Wer missgönnt einer 36-jährigen Ministerpräsidentin, mal richtig abzuhotten?

Zumal sie ausweislich eines Drogentests stets clean war. Und ein Küsschen auf Hals oder Wange, also bitte.

Nein, was die Finnin Sanna Marin auslebt, ist im besten Sinn zeitgemäss: Spontanität, Selbstentfaltung und Selbstdarstellung. Errungenschaften der erfolgreichen Emanzipation von Konventionen, Schuldgefühlen und Selbstbescheidung.

Sanna Marins Generation steht für einen Zeitgeist, der als hedonistisch nicht falsch beschrieben ist: Work-Life-Balance, das gilt auch für eine Ministerpräsidentin.

Diesen Zeitgeist kennzeichnet die Spontanität der unmittelbaren Impulshandlung.

Das Gefühl, eins zu sein mit sich und der Welt.

Ich will. Ich darf. Ich kann. Mein Recht. Hier und jetzt.

Es ist ein extrem oberflächlicher Zeitgeist, unbefleckt von den Rückkopplungen der Verantwortung, der Rücksichtnahme, des Denkens vom Ende her.

Das verdeutlicht auch der finnische Nato-Beitritt.

Der Zeitgeist sagt: völlig richtig.

Russland führt einen Angriffskrieg, kann jederzeit gegen Finnland losschlagen. Gegen Schweden. Polen. Überall.

Die Nato verkörpert das Gute, ein Verteidigungsbündnis der Demokratien. Gesagt, getan.

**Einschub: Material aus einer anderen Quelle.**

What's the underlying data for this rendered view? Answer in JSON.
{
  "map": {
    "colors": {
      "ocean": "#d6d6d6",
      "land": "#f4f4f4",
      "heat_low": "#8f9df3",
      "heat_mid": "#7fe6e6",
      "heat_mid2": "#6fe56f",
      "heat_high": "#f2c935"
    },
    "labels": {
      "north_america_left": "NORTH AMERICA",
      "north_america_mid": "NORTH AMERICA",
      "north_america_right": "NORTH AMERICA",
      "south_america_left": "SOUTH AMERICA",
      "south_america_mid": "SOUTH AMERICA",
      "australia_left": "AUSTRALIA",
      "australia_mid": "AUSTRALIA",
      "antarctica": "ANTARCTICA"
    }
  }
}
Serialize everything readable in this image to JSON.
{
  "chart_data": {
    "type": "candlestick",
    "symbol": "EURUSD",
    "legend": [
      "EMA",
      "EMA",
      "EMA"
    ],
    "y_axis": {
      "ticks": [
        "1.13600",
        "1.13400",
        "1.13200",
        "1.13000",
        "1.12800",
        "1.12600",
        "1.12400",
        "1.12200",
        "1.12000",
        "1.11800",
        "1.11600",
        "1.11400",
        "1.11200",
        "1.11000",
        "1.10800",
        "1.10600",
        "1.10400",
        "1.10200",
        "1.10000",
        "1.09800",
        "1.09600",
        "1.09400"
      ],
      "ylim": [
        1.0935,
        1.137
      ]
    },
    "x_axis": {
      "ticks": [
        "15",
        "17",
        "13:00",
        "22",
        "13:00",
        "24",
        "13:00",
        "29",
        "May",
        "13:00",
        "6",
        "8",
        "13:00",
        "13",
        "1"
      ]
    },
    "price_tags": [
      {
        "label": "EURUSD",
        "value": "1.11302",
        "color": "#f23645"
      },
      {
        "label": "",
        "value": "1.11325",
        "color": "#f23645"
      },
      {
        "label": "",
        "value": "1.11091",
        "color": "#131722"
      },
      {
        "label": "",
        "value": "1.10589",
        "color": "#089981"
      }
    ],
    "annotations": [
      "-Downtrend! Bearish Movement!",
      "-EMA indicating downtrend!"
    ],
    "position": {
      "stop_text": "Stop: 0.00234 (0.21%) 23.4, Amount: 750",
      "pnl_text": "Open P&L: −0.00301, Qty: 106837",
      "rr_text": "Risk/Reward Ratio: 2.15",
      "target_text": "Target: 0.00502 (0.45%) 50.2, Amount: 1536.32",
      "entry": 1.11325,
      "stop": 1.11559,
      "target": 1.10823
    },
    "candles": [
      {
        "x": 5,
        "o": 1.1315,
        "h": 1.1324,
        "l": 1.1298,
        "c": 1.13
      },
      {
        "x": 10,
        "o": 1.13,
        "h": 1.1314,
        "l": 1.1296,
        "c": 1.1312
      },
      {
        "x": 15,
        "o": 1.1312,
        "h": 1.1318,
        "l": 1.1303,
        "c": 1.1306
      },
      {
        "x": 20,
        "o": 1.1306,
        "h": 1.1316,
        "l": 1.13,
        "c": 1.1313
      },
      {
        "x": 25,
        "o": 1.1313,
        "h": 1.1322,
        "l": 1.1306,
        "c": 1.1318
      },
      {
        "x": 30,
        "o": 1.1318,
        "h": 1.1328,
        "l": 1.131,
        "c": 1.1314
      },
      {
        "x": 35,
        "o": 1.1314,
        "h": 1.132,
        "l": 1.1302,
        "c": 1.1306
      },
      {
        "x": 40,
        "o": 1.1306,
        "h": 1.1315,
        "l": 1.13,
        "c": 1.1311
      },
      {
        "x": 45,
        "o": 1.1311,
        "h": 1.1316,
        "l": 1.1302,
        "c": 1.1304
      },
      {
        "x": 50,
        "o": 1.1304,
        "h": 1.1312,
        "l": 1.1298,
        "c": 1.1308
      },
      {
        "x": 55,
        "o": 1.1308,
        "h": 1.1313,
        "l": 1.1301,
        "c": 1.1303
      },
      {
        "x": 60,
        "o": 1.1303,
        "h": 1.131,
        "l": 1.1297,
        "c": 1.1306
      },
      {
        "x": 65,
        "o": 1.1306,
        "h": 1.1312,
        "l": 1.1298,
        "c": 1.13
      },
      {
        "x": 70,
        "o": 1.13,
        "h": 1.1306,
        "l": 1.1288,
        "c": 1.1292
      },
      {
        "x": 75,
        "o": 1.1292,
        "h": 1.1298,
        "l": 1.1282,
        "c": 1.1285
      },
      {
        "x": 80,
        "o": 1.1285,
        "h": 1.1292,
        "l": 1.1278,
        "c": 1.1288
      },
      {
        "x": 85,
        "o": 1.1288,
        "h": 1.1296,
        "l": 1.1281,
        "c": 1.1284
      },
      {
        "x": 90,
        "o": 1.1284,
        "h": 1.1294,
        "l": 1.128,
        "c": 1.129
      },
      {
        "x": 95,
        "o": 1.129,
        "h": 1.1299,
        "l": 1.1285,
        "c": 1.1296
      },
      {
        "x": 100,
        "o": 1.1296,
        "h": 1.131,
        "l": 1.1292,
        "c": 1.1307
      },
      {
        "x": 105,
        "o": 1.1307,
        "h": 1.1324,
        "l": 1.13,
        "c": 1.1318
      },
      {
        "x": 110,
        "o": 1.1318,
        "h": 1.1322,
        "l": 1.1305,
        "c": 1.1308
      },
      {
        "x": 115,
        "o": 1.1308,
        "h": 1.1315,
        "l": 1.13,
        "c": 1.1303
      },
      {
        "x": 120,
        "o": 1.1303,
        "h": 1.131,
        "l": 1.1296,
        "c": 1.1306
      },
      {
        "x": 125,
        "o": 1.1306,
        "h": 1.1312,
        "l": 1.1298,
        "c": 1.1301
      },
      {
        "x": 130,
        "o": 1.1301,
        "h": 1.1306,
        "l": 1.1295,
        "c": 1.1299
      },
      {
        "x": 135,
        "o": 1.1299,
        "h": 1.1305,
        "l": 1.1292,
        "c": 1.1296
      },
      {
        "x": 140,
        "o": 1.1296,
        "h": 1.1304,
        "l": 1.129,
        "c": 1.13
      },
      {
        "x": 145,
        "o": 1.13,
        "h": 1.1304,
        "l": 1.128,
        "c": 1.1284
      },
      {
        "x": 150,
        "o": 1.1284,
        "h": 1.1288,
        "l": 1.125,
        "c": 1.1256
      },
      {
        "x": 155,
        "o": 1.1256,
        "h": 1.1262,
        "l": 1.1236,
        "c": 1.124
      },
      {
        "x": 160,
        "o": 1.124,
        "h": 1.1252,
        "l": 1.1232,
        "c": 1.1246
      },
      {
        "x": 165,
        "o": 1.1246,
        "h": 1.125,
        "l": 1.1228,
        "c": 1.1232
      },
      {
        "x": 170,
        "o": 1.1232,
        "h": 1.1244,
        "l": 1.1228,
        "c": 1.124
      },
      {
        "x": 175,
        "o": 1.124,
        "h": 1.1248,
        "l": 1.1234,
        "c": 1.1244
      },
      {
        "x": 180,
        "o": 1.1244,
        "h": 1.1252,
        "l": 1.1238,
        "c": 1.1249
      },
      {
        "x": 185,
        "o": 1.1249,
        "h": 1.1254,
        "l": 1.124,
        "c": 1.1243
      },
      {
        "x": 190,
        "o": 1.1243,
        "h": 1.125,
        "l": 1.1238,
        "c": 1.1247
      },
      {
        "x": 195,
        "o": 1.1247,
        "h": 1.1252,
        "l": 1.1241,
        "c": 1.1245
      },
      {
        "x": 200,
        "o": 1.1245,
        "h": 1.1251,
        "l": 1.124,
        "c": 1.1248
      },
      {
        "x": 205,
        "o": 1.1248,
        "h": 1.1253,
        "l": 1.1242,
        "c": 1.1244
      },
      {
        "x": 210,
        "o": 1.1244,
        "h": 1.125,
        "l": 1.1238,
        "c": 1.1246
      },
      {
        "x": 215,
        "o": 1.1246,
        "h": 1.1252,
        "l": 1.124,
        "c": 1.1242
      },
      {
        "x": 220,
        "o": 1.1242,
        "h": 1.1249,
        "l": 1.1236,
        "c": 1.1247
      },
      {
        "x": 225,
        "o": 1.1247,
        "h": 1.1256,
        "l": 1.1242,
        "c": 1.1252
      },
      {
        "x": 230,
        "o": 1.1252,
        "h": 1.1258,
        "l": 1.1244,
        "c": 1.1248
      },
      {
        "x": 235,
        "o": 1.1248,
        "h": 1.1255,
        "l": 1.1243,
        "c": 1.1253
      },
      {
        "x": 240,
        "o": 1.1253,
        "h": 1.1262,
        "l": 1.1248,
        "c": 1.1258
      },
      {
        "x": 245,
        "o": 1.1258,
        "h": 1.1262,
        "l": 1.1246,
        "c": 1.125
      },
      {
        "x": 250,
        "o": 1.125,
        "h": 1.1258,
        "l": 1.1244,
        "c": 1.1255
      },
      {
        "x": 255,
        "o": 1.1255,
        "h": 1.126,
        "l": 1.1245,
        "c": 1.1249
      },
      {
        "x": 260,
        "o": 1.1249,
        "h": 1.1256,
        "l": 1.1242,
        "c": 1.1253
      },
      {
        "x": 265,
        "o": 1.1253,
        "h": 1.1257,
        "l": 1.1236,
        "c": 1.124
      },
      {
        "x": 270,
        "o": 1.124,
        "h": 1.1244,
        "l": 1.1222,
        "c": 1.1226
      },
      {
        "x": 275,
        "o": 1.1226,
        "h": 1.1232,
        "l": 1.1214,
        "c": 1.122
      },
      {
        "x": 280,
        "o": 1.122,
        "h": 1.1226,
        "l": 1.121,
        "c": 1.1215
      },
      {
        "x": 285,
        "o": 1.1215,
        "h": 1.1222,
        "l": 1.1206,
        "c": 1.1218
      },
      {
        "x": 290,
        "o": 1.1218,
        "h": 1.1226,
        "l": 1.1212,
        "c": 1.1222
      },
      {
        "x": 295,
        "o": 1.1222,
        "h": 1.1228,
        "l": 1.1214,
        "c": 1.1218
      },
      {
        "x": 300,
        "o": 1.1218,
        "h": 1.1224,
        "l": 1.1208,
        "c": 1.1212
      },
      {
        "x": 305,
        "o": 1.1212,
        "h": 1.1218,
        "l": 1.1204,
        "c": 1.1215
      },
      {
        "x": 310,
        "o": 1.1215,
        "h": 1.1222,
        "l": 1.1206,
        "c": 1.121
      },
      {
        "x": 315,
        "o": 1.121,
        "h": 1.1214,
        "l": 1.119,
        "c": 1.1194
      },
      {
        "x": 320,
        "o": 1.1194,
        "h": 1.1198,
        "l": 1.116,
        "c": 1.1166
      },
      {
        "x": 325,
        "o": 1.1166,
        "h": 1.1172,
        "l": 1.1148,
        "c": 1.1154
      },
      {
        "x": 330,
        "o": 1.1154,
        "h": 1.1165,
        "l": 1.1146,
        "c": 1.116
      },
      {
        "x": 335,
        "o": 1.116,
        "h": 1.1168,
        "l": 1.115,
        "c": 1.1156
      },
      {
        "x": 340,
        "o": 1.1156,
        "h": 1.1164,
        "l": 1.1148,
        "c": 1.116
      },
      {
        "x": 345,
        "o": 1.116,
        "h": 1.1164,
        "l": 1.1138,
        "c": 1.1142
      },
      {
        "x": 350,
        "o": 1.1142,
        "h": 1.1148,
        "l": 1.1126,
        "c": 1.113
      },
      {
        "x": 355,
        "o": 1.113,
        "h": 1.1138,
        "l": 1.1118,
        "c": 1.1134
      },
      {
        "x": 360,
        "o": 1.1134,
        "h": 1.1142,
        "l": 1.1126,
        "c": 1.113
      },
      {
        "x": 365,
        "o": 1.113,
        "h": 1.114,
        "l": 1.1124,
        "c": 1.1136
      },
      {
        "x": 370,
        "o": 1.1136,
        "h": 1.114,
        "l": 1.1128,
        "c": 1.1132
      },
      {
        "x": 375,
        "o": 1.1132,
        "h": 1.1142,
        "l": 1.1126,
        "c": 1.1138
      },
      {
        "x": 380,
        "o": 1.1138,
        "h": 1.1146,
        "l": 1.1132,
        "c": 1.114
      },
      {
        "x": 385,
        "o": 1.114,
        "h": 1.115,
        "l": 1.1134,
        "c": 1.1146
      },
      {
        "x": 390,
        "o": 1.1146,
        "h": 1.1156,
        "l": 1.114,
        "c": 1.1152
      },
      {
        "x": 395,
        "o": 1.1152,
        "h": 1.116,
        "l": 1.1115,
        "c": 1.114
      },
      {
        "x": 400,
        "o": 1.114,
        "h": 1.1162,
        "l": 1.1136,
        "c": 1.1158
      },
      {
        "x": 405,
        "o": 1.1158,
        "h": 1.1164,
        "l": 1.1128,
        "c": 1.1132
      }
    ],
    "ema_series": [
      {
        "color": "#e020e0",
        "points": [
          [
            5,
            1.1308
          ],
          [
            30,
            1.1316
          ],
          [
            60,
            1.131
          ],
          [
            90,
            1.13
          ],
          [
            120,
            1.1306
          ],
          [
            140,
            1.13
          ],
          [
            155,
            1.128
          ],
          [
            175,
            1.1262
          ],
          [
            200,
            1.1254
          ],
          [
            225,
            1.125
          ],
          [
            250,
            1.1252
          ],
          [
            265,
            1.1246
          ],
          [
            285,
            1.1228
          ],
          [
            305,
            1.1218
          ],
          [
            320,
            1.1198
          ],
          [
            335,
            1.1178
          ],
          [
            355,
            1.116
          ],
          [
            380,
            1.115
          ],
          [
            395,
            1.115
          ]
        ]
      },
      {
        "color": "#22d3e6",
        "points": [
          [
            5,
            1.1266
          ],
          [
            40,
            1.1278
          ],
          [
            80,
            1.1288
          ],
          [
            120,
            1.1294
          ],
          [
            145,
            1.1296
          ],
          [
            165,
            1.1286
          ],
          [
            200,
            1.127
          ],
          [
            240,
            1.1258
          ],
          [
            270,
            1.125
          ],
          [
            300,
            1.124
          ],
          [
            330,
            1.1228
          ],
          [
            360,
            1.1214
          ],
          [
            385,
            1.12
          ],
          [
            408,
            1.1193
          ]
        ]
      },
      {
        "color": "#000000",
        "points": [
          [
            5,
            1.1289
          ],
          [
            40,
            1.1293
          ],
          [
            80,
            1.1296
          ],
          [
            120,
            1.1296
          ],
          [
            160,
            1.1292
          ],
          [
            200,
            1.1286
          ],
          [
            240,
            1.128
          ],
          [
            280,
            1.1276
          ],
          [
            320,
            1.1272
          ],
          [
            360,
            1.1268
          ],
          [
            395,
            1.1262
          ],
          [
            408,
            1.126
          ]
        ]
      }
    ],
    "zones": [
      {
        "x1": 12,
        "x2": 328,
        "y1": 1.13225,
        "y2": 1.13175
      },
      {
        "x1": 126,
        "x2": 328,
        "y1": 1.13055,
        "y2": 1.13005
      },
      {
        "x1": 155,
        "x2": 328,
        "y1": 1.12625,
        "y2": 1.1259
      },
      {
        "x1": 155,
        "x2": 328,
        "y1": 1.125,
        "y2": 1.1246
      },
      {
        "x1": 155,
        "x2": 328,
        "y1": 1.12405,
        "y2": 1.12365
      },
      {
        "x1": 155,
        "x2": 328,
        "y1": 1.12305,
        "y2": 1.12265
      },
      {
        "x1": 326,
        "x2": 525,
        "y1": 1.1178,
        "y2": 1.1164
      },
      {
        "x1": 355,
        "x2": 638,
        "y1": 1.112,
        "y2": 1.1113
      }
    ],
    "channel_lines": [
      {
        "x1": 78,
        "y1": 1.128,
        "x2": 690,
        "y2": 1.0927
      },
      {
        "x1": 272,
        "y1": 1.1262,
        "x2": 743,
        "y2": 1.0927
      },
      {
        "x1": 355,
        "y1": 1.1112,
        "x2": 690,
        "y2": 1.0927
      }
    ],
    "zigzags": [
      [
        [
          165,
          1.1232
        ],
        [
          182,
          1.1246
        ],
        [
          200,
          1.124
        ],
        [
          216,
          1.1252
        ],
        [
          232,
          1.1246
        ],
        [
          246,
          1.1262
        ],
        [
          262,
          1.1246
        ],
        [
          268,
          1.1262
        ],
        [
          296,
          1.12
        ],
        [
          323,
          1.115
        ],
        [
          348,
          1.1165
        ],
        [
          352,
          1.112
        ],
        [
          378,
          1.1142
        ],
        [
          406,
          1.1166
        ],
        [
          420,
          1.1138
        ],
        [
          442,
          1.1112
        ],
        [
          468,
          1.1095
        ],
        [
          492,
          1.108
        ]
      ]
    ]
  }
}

Dass Neutralität im Angesicht schwieriger Nachbarschaft einen hohen Wert darstellt, ein aus historischer Perspektive vielleicht sehr bewahrenswertes Gut, fällt unter den Tisch.

Genau wie die mögliche Rücksicht auf die Amts-Aura der Ministerpräsidentin beim Drehen von Partyvideos.

Auch dass Finnland sich mit der Nato-Mitgliedschaft in neue, unabsehbare Abhängigkeiten begibt. Oder dass sich die nächste Generation in dreissig Jahren nostalgisch an neutrale Zeiten zurückerinnern könnte.

Nichts davon.

Die politische und intellektuelle Führung, und das nicht nur in Finnland, tanzt im Hier und Jetzt. Der Zeitgeist entscheidet autonom, spontan und moralisch; er weiss sofort, was gut und böse ist, falsch und richtig.

Für Rücksicht, Vorsicht und die doppelten Böden der Wirklichkeit bleibt keine Zeit.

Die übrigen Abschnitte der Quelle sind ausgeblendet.